That question was understandably top of mind in Hilo, where I spent much of Thursday and Friday covering a gubernatorial candidate forum and speaking at a Big Island Press Club panel.
The question of Kilauea was the first thing I heard when I took my seat on Hawaiian Airlines as I flew to Hilo. The passenger sitting next to me said it was “crazy” for anyone to buy land anywhere below Keaau, and he had little sympathy for folks who took advantage of all the cheap land. (Those “crazy” folks include members of my own family.)
Congresswoman Tulsi Gabbard gets an aerial view of the lava flow.
U.S. Rep.Tulsi Gabbard
The question of Kilauea was also the last thing I heard as I caught my flight back to Honolulu. I sat in the row behind U.S. Sen. Brian Schatz and his top aides, Andy Winer and Malia Oshima Paul, who talked with me about their trip to the area. Schatz showed me a cellphone photo of a big audience attending a community meeting where residents received the latest updates from government officials.
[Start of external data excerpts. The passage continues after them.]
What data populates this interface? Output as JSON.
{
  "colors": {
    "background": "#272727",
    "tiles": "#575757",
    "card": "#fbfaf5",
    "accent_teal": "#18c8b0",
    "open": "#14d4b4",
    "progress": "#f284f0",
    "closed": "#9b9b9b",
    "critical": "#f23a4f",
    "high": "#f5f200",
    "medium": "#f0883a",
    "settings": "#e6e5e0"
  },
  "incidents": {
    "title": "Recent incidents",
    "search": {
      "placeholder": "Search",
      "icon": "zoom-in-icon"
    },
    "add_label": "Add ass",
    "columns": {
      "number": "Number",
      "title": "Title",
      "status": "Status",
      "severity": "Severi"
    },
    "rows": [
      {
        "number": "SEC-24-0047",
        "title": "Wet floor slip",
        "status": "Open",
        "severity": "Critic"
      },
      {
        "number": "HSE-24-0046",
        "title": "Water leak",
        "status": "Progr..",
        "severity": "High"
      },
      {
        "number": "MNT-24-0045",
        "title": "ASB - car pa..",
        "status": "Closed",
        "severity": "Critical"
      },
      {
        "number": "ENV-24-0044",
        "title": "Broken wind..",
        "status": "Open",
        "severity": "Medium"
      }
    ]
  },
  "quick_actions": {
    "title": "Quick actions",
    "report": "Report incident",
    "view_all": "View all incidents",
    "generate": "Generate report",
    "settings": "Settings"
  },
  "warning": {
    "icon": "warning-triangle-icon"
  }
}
Schatz and U.S. Rep. Tulsi Gabbard were on island to learn the latest on the lava flow’s progress. With Mayor Billy Kenoi, the congressional delegates were able to persuade federal officials to rebuild lava-covered portions of Chain of Craters Road as a two-lane route out of lower Puna in anticipation of Kilauea cutting off access to major roadways.
According to Gabbard’s office, she joined county officials on a helicopter tour of the region while Schatz met with National Park Service Superintendent Cindy Orlando and saw the bulldozer work being done to clear the access road.
Sen. Schatz at a Pahoa lava flow community update meeting. Mayor Kenoi is at far left.
U.S. Rep. Tulsi Gabbard
Gabbard and Schatz also managed to squeeze in a unity breakfast at the Hilo Hawaiian hotel with Big Island Democrats. U.S. Sen. Mazie Hirono was there, but U.S. Rep Colleen Hanabusa was not.
While in Hilo I heard lots of praise for Kenoi’s proactive response to the volcanic activity. (On Sunday, Kenoi became the first Big Island mayor to compete in the Ironman Triathlon in Kailua-Kona.) I heard lots of props as well for Civil Defense chief Darryl Oliveira.
So, when will the lava hit Pahoa? The latest prediction is sometime within the next two weeks. But longtime residents told me Kilauea could also suddenly stop. Or it could shift direction and spare Highway 130.
The lava could also go all the way to the ocean, as it did when it destroyed Kalapana in 1990. It took seven years for that to happen. That explains in part why many Pahoa residents surveyed by officials say they are reluctant to evacuate their homes just yet.
The lava’s progress is top of mind for people in Pahoa.